Taboada, que también será cronista de Vigo, escribe un Informe para la Junta de Sanidad de Vigo, en el que se defiende la idea de que el cólera es contagioso de persona a persona, en contra de quienes se tienen por anticontagionistas, así autollamados, que temen la certeza de dicha posibilidad, pues supondría cerrar los puertos y aislar las poblaciones como ahora ocurre, medidas devastadoras en contra del comercio y las industrias.

Su primer destino como médico había sido el año 1923 en la parroquia de Santo Estevo de Oca, en A Estrada (Pontevedra), donde ya desarrolla una destacada labor en pro de la vacuna de la viruela. Después es asistente voluntario en el Hospital de la Caridad de Vigo, donde mantendrá una presencia durante 65 años.

Es el primer médico que ve en España un caso de cólera, el de Fernando Conde, vecino del Areal. Como consultor de la Junta de Sanidad, subdelegado de Medicina y segundo ayudante honorario del Cuerpo de Sanidad Militar, propone las islas de San Simón y San Antonio para crear un lazareto donde podrían pasar las cuarentenas los tripulantes de los barcos procedentes de zonas endémicas y también estudia las aguas mineromedicinales de Galicia, como continuación del trabajo iniciado por el monfortino Antonio Casares, labor que le vale el título de O hidrólogo de Viveiro, que le concede Fausto Galdo.

En otra área del conocimiento está la descripción de Vigo a la que aludíamos al principio y sus trabajos sobre higiene y productos alimenticios, todos ellos redactados desde la erudición y una concepción moderna de la medicina, que le hacen merecedor de varios reconocimientos oficiales, como la cruz de Epidemias y la cruz de Isabel la Católica.

En el terreno literario es autor de un canto épico a los liberales que luchan durante el Trienio Liberal contra los Cien mil hijos de San Luis y de La tía Marizápalos. Cuentos maravillosos de magia, publicado en Madrid (1840) sobre ese personaje popular que da sobrenombre a la Calderona, la amante de Felipe IV.
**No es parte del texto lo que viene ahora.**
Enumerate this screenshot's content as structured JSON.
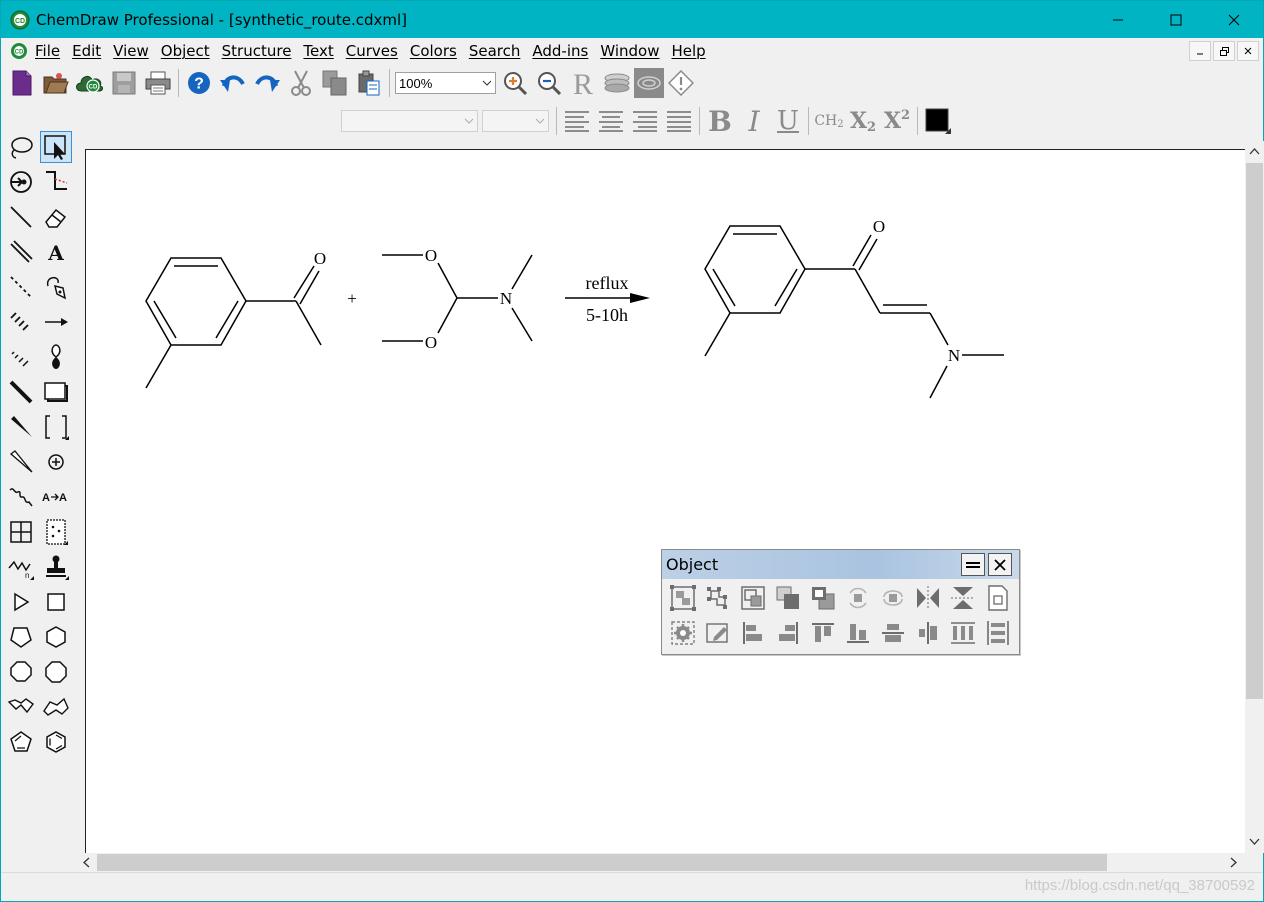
{
  "window": {
    "title": "ChemDraw Professional - [synthetic_route.cdxml]",
    "app_icon": "chemdraw-cd-icon"
  },
  "menubar": {
    "items": [
      "File",
      "Edit",
      "View",
      "Object",
      "Structure",
      "Text",
      "Curves",
      "Colors",
      "Search",
      "Add-ins",
      "Window",
      "Help"
    ]
  },
  "toolbar": {
    "zoom_value": "100%",
    "font_name": "",
    "font_size": "",
    "color_swatch": "#000000",
    "bold_label": "B",
    "italic_label": "I",
    "underline_label": "U",
    "ch2_label": "CH",
    "ch2_sub": "2",
    "subscript_label": "X",
    "subscript_sub": "2",
    "superscript_label": "X",
    "superscript_sup": "2"
  },
  "canvas": {
    "reactant1": {
      "atoms": [
        "O"
      ]
    },
    "plus_sign": "+",
    "reactant2": {
      "atoms": [
        "O",
        "O",
        "N"
      ]
    },
    "arrow": {
      "above": "reflux",
      "below": "5-10h"
    },
    "product": {
      "atoms": [
        "O",
        "N"
      ]
    }
  },
  "object_panel": {
    "title": "Object"
  },
  "statusbar": {
    "watermark": "https://blog.csdn.net/qq_38700592"
  },
  "colors": {
    "titlebar": "#00b4c3",
    "selection": "#cce4f7",
    "accent_blue": "#1565c0"
  }
}
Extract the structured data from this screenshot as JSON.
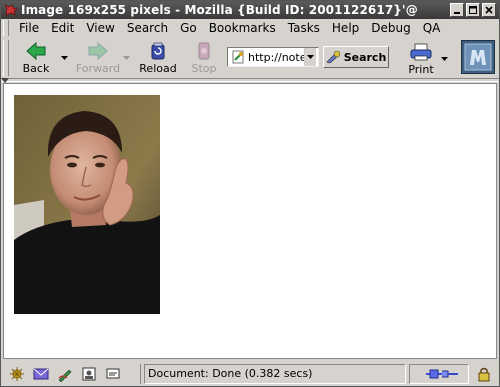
{
  "window": {
    "title": "Image 169x255 pixels - Mozilla {Build ID: 2001122617}'@"
  },
  "menubar": {
    "items": [
      {
        "label": "File"
      },
      {
        "label": "Edit"
      },
      {
        "label": "View"
      },
      {
        "label": "Search"
      },
      {
        "label": "Go"
      },
      {
        "label": "Bookmarks"
      },
      {
        "label": "Tasks"
      },
      {
        "label": "Help"
      },
      {
        "label": "Debug"
      },
      {
        "label": "QA"
      }
    ]
  },
  "toolbar": {
    "back_label": "Back",
    "forward_label": "Forward",
    "reload_label": "Reload",
    "stop_label": "Stop",
    "url_value": "http://noteb",
    "search_label": "Search",
    "print_label": "Print"
  },
  "content": {
    "image_desc_icon": "portrait-photo"
  },
  "statusbar": {
    "status_text": "Document: Done (0.382 secs)"
  },
  "colors": {
    "titlebar": "#4a4a4a",
    "chrome": "#d6d3ce",
    "logo": "#3f5f80",
    "back_arrow": "#2aa84a"
  }
}
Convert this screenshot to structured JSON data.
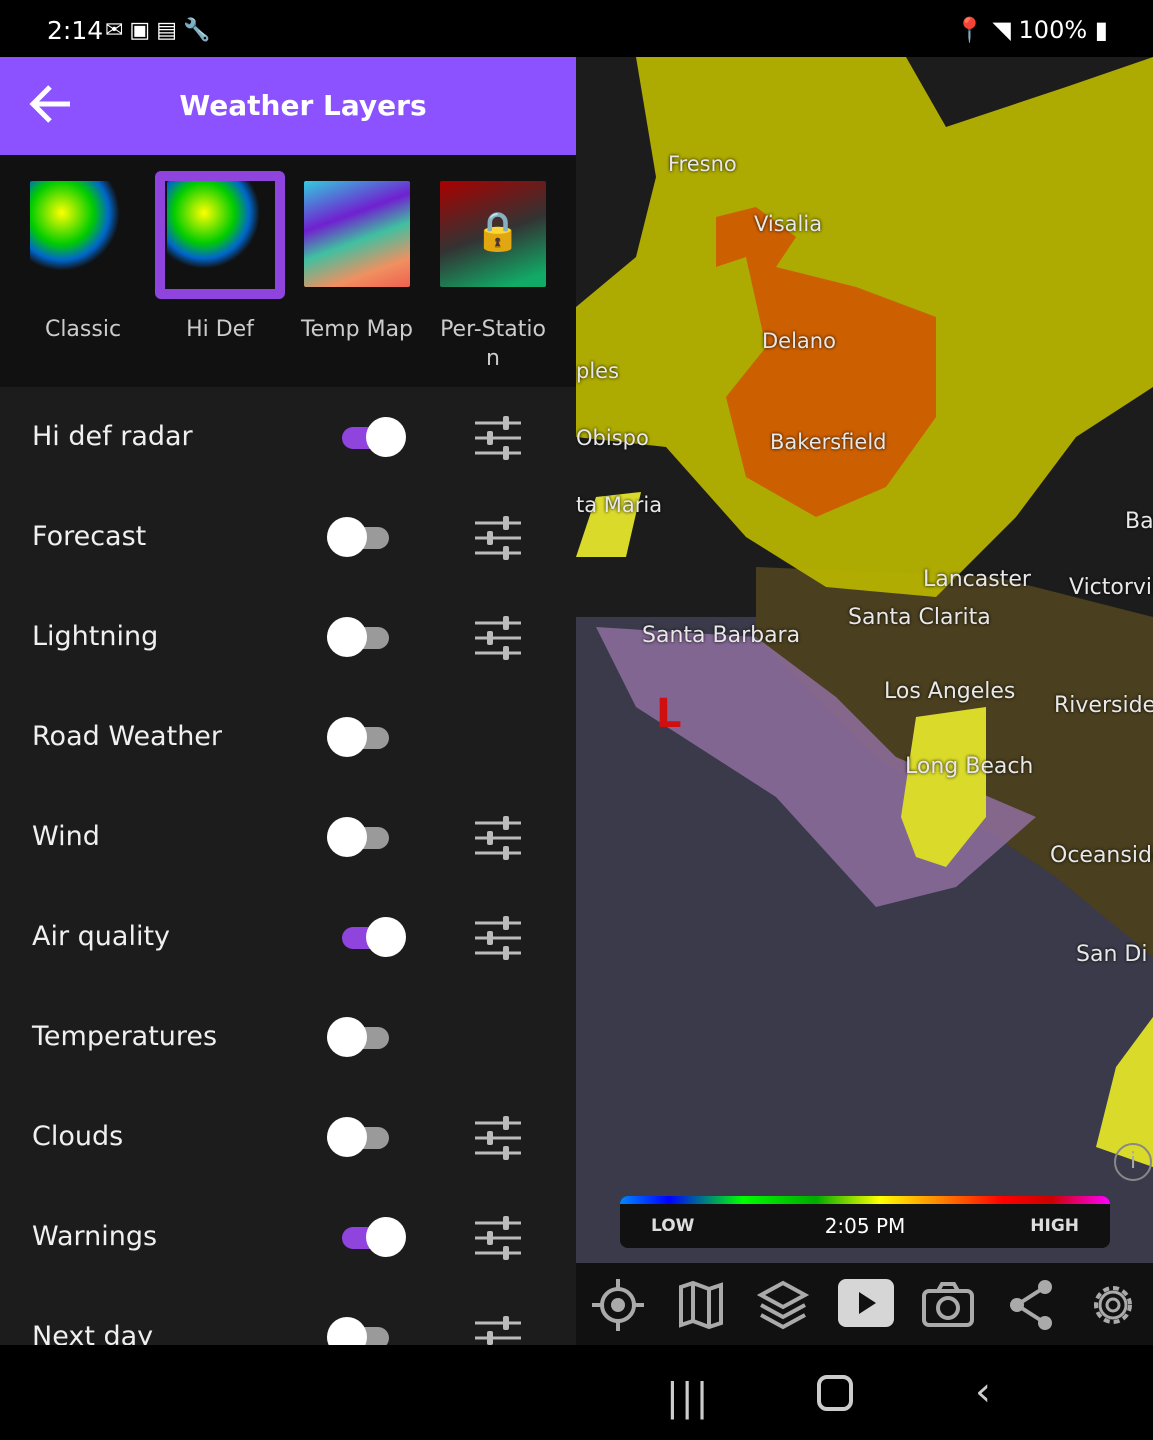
{
  "status_bar": {
    "time": "2:14",
    "battery": "100%",
    "left_icons": [
      "gmail-icon",
      "file-icon",
      "calendar-icon",
      "wrench-icon"
    ],
    "right_icons": [
      "location-icon",
      "wifi-icon",
      "signal-icon",
      "battery-icon"
    ]
  },
  "header": {
    "title": "Weather Layers",
    "back_icon": "arrow-left-icon",
    "color": "#8c52ff"
  },
  "styles": [
    {
      "label": "Classic",
      "selected": false
    },
    {
      "label": "Hi Def",
      "selected": true
    },
    {
      "label": "Temp Map",
      "selected": false
    },
    {
      "label": "Per-Station",
      "locked": true,
      "selected": false
    }
  ],
  "layers": [
    {
      "label": "Hi def radar",
      "on": true,
      "settings": true
    },
    {
      "label": "Forecast",
      "on": false,
      "settings": true
    },
    {
      "label": "Lightning",
      "on": false,
      "settings": true
    },
    {
      "label": "Road Weather",
      "on": false,
      "settings": false
    },
    {
      "label": "Wind",
      "on": false,
      "settings": true
    },
    {
      "label": "Air quality",
      "on": true,
      "settings": true
    },
    {
      "label": "Temperatures",
      "on": false,
      "settings": false
    },
    {
      "label": "Clouds",
      "on": false,
      "settings": true
    },
    {
      "label": "Warnings",
      "on": true,
      "settings": true
    },
    {
      "label": "Next day",
      "on": false,
      "settings": true
    }
  ],
  "map": {
    "cities": [
      "Fresno",
      "Visalia",
      "Delano",
      "Bakersfield",
      "ples",
      "Obispo",
      "ta Maria",
      "Lancaster",
      "Victorvill",
      "Bar",
      "Santa Clarita",
      "Santa Barbara",
      "Los Angeles",
      "Riverside",
      "Long Beach",
      "Oceanside",
      "San Di"
    ],
    "marker": "L"
  },
  "legend": {
    "low": "LOW",
    "time": "2:05 PM",
    "high": "HIGH"
  },
  "toolbar": [
    "locate-icon",
    "map-icon",
    "layers-icon",
    "play-icon",
    "camera-icon",
    "share-icon",
    "settings-icon"
  ]
}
Taboada Leal muere en Vigo el 4 de octubre de 1883, a los 84 años de edad. Su nombre fue muy popular entre los aficionados al baloncesto, pues en la calle viguesa a él dedicada se encontraba la cancha del Bosco y de otros equipos, conocida en toda Galicia por sus apellidos, aunque la mayoría de las veces se repetía sin saber sus méritos.